La chasse aux sans-abri provoque la colère d'un libraire de Belgique

Nicolas Gary - 27.04.2015

Edition - Société - chasse sans abri - urbanisme citoyens - SDF Belgique


Voilà un an, Londres découvrait des changements dans le paysage urbain. Des piques avaient poussé en ville, dans des espaces bien précis : on avait manifestement décidé de lutter contre la présence de sans-abri dans les rues. Et à force d'en chercher, on se rendait compte qu'il s'en trouvait un peu partout. 

 

 

Rapidement, les réseaux relayaient l'information, et le maire de Londres, Boris Johnson, dénonçait sur Twitter des choses « laides et stupides », demandant qu'on les fasse rapidement disparaître. 

 

 

 

Pas question de croire pour autant que seuls nos voisins insulaires avaient le privilège de ces mesures profondément humiliantes. En France, un documentaire de la chaîne Arte présentait le « mobilier anti-SDF » que l'on pouvait retrouver à Paris... en janvier 2010. Arnaud Elfort, artiste plasticien et membre du collectif "Survival group" avait parcouru la Ville Lumière, à la recherche de ces moyens destinés à empêcher les sans-abri de trouver une place pour dormir. 

 

Les méthodes varient et une certaine recherche esthétique tente d'estomper la fonction première : parfois des piques, certes, comme celles anti-pigeons, parfois des plots, plus insidieux. « Ça change quand même l'ambiance dans une société. La ville est beaucoup plus agressive, de fait », expliquait-il.

 

 

 

 

En Belgique, le supermarché Delhaize dans la ville d'Ixelles a choisi de déployer les mêmes méthodes : des plaques posées sur la vitrine empêchaient désormais les sans-abri de parvenir à s'installer. Mais les citoyens se rebiffent contre la chasse aux pauvres, et proposent, ce 29 avril, d'organiser une séance de démontage dans les règles. (via L'Autre info)

 

 

 

 

Le responsable de l'établissement réfute d'ailleurs cette chasse, et répond qu'il fallait bien trouver une solution contre les nuisances qu'occasionnent les sans-abri.
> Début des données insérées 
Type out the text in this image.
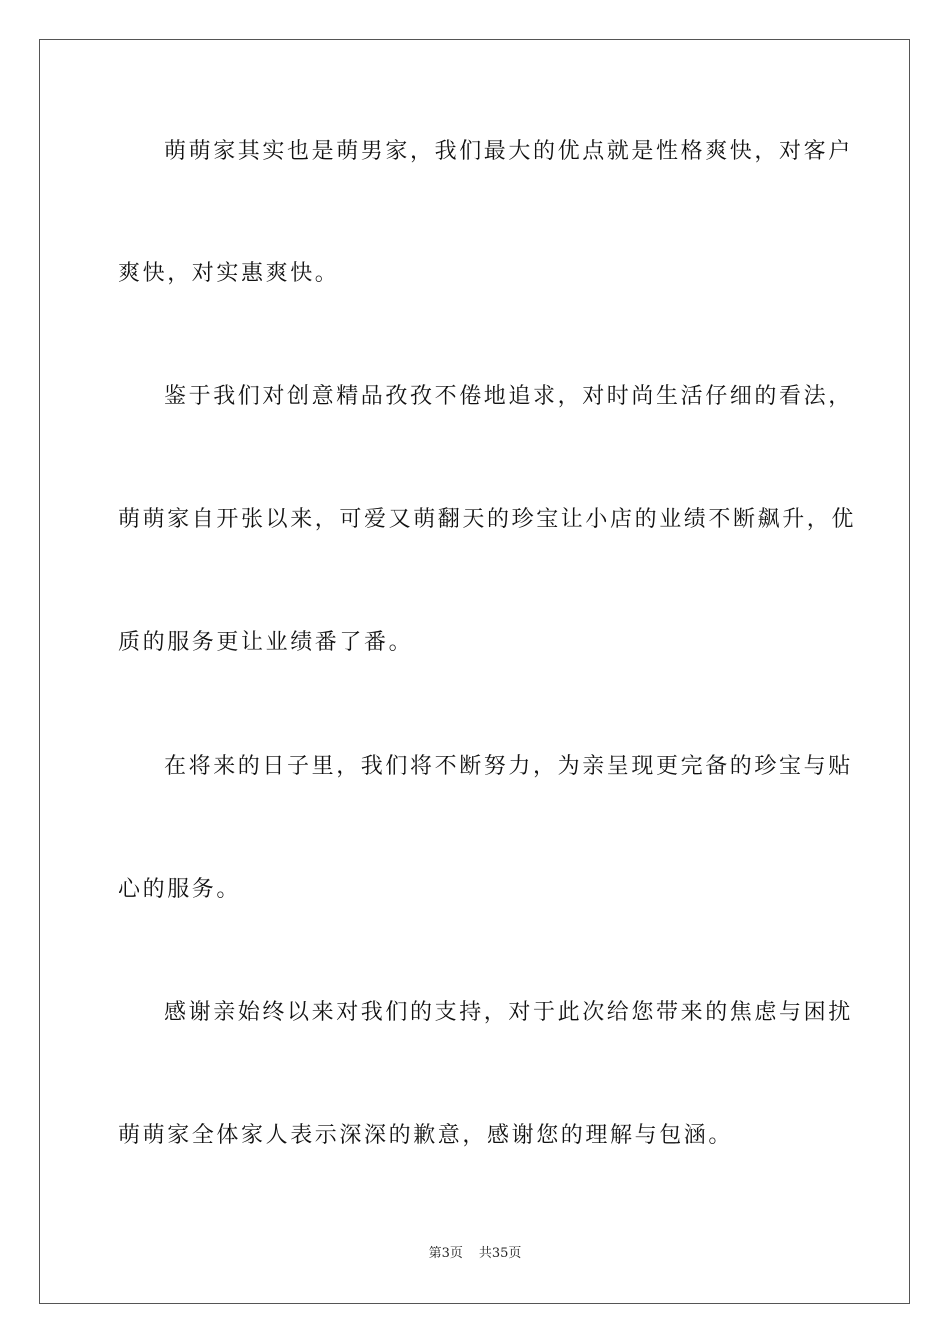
萌萌家其实也是萌男家，我们最大的优点就是性格爽快，对客户
爽快，对实惠爽快。
鉴于我们对创意精品孜孜不倦地追求，对时尚生活仔细的看法，
萌萌家自开张以来，可爱又萌翻天的珍宝让小店的业绩不断飙升，优
质的服务更让业绩番了番。
在将来的日子里，我们将不断努力，为亲呈现更完备的珍宝与贴
心的服务。
感谢亲始终以来对我们的支持，对于此次给您带来的焦虑与困扰
萌萌家全体家人表示深深的歉意，感谢您的理解与包涵。
第3页 共35页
Le bourgmestre lui-même défendait le choix des responsables, considérant que cet aménagement n'était probablement que temporaire. Et il fallait bien trouver une réponse, alors que des clients de l'établissement et son personnel se plaignaient désormais trop.

 

« La manifestation n'est a priori pas autorisée, mais je ne suis pas non plus fermé. Par contre, si des gens s'attaquent au bâtiment, on sera dans l'illégalité et cela se sanctionnera par des arrestations administratives et la rédaction de procès-verbaux », expliquait Willy Decourty, le maire. (via Sud Info)

 

C'est que le libraire de la ville, Ptyx, comme d'autres, n'accepte pas du tout ce principe. « Un pigeon, ça vit dehors, ça fait caca partout, ça vole de temps en temps, ça mange ce que ça trouve ou ce qu'on lui donne, c'est vecteur de plein de maladies, c'est pas toujours très propre sur soi, ça sent souvent pas très bon… Un pigeon, c'est un peu comme un SDF alcoolique polonais… C'est peut-être la comparaison qui fut à l'origine de la décision du Delhaize de Flagey à Bruxelles de bâtir des « chasse-pauvres » sur les pierres larges de son immense bâtiment », écrit-il sur son blog

 

C'est lui a déclenché l'idée de cette manifestation, le 29 avril, en invitant à faire preuve d'intelligence et d'humanité, là où l'établissement en manquerait. « En scindant celui-ci entre ceux qu'ils présentent comme des nuisibles et les autres censés les combattre, ces systèmes occultent la détresse des premiers – car, c'est bien sûr d'abord de détresse qu'il s'agit ! — et entretiennent les seconds dans une illusion éthérée : il n'y a pas de misère, puisqu'on ne la voit pas », écrit Emmanuel Requette, patron de l'établissement.

 

Vendredi, le bourgmestre avait convoqué dans son bureau l'impétrant libraire. « Je le rencontre cet après-midi, mais le moins que l'on puisse dire, c'est que sa position est étonnante pour un bourgmestre socialiste. » Dans tous les cas, le démontage est toujours d'actualité, « avec les riverains et ceux qui voudront s'impliquer », nous précise Emmanuel Requette.